Republicans say they believe they can counter the Democratic drumbeat by focusing on how over-the-top the House proposal is, with its plethora of liberal policies — and by emphasizing that the party’s most progressive wing still was not satisfied.
Republicans are also putting forward rescue packages of their own, though none have been embraced by either the party leadership or the White House. It was notable that Senator Cory Gardner of Colorado, perhaps his party’s most endangered incumbent, on Thursday got behind a proposal by Senator Josh Hawley, Republican of Missouri, that would have the federal government underwrite minimum payroll for workers and provide new grants to struggling businesses.

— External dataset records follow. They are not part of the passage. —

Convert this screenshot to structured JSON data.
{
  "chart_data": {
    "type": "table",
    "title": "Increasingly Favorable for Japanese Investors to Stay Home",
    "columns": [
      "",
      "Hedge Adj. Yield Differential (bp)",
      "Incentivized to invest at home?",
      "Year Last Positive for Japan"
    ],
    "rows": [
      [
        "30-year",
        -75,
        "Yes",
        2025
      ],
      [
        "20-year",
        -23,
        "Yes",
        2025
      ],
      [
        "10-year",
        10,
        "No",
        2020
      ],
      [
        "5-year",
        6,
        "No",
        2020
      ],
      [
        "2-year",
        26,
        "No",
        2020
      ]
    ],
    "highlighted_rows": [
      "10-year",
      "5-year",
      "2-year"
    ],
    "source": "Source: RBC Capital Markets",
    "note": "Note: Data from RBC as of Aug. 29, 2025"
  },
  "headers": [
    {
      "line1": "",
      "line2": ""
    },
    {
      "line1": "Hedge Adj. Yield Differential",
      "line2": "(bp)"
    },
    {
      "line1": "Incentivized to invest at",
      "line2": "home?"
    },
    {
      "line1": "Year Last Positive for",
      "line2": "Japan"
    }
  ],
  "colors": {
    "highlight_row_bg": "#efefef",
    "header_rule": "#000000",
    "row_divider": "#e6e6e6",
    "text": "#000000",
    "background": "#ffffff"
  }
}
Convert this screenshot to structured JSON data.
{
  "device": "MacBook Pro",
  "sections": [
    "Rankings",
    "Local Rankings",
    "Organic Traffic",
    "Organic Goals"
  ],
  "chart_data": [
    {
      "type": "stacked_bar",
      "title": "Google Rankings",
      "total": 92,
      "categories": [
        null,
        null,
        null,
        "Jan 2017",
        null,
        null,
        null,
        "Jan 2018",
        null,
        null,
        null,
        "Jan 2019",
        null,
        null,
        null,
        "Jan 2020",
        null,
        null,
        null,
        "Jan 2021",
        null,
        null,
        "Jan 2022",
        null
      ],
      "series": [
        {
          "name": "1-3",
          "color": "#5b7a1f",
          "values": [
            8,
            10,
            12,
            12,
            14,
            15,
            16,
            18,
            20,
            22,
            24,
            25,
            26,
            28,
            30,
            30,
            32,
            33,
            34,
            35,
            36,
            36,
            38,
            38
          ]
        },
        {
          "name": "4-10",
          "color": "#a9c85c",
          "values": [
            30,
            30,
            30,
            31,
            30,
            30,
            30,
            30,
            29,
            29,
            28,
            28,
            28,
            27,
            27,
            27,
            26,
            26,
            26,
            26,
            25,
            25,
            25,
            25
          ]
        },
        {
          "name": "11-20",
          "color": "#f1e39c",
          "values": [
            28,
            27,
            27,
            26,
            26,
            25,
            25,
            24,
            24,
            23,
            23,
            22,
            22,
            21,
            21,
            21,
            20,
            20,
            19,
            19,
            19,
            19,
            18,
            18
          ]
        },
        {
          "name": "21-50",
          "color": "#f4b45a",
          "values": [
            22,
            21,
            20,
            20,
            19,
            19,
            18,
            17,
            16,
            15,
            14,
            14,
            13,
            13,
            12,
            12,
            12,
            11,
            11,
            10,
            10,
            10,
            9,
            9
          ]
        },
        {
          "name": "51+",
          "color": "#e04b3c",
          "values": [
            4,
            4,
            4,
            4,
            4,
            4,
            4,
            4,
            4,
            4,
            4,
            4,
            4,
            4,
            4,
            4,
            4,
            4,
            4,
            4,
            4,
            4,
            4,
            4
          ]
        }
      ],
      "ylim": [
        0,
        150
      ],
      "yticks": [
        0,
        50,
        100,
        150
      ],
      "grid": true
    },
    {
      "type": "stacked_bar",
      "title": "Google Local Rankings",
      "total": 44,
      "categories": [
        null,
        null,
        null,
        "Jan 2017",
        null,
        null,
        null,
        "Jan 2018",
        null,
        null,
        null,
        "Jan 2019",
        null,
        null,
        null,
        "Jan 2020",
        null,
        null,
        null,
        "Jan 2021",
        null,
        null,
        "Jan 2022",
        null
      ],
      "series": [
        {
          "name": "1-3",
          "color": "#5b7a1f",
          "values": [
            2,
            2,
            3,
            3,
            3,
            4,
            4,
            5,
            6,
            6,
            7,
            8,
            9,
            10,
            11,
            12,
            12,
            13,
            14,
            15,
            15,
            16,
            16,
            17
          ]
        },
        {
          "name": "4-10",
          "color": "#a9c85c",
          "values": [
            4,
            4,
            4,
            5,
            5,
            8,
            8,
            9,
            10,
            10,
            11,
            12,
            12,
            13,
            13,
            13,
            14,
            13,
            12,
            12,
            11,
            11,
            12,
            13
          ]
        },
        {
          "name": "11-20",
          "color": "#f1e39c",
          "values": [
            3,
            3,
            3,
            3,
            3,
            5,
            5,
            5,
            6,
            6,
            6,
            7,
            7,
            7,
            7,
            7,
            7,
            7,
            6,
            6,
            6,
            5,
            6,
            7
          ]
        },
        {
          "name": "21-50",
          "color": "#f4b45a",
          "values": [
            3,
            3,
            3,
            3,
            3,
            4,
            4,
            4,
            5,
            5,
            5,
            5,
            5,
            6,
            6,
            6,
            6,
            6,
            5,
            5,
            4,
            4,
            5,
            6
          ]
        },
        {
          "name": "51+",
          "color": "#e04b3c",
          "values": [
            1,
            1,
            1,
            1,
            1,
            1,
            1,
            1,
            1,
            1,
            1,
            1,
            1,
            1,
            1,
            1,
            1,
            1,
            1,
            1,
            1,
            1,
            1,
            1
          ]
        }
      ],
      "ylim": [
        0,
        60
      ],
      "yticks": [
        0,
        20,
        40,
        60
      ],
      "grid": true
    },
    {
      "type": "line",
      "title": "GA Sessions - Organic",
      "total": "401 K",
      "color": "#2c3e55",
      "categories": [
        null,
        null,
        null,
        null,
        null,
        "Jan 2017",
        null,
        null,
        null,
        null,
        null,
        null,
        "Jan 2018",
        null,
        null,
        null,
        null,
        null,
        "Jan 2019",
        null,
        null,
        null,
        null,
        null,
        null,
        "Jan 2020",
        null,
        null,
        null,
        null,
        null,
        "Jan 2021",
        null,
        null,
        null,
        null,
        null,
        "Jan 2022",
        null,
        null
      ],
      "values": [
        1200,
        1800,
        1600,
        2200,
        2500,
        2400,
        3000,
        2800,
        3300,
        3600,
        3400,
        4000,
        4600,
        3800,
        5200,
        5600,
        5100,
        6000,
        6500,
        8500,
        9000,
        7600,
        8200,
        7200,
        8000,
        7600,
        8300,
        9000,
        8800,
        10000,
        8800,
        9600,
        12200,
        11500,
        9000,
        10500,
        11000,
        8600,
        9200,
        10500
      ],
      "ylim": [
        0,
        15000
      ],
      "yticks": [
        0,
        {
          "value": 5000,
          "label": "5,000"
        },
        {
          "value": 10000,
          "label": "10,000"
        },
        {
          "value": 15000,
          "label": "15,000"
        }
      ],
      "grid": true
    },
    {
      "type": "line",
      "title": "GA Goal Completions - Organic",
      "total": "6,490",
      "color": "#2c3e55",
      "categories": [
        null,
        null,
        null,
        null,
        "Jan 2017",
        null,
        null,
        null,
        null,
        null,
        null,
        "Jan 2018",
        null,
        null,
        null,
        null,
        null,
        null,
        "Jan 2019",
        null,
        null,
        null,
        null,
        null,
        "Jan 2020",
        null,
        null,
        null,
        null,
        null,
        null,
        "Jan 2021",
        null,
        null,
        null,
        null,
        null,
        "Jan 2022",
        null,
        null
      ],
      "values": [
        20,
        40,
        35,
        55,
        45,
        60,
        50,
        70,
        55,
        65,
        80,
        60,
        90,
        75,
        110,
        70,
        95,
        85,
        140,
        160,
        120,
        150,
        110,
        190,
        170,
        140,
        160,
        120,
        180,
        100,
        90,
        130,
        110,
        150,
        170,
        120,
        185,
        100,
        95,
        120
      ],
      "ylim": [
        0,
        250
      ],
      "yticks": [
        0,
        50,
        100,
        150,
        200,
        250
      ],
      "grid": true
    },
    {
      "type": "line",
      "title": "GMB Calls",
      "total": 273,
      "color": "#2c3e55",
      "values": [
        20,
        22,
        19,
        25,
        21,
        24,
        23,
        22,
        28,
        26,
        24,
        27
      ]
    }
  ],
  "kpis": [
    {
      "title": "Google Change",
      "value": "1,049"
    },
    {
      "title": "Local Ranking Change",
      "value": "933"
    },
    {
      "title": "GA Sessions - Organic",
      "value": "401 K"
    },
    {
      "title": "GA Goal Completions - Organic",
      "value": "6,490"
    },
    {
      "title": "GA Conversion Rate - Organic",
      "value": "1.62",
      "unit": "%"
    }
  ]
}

Some Republicans say the absence of a negotiation is in itself a negotiating tactic as the two sides maneuver for position. Many see more legislation as inevitable given the immense needs and the intensifying political pressure and say the foundation for an agreement exists, with business aid, payroll guarantees, help for state and local governments and some form of liability protections as building blocks.
“There is a deal to be had here,” said Representative Tom Cole of Oklahoma, a senior Republican on the Appropriations Committee and a veteran legislative negotiator. “It is just not going to be this deal, and it is not going to be rushed as quickly as the Democrats would like to do it.”
In the meantime, the parties remain in their corners shouting, but Democrats believe the clamor will ultimately force Republicans to come to the table.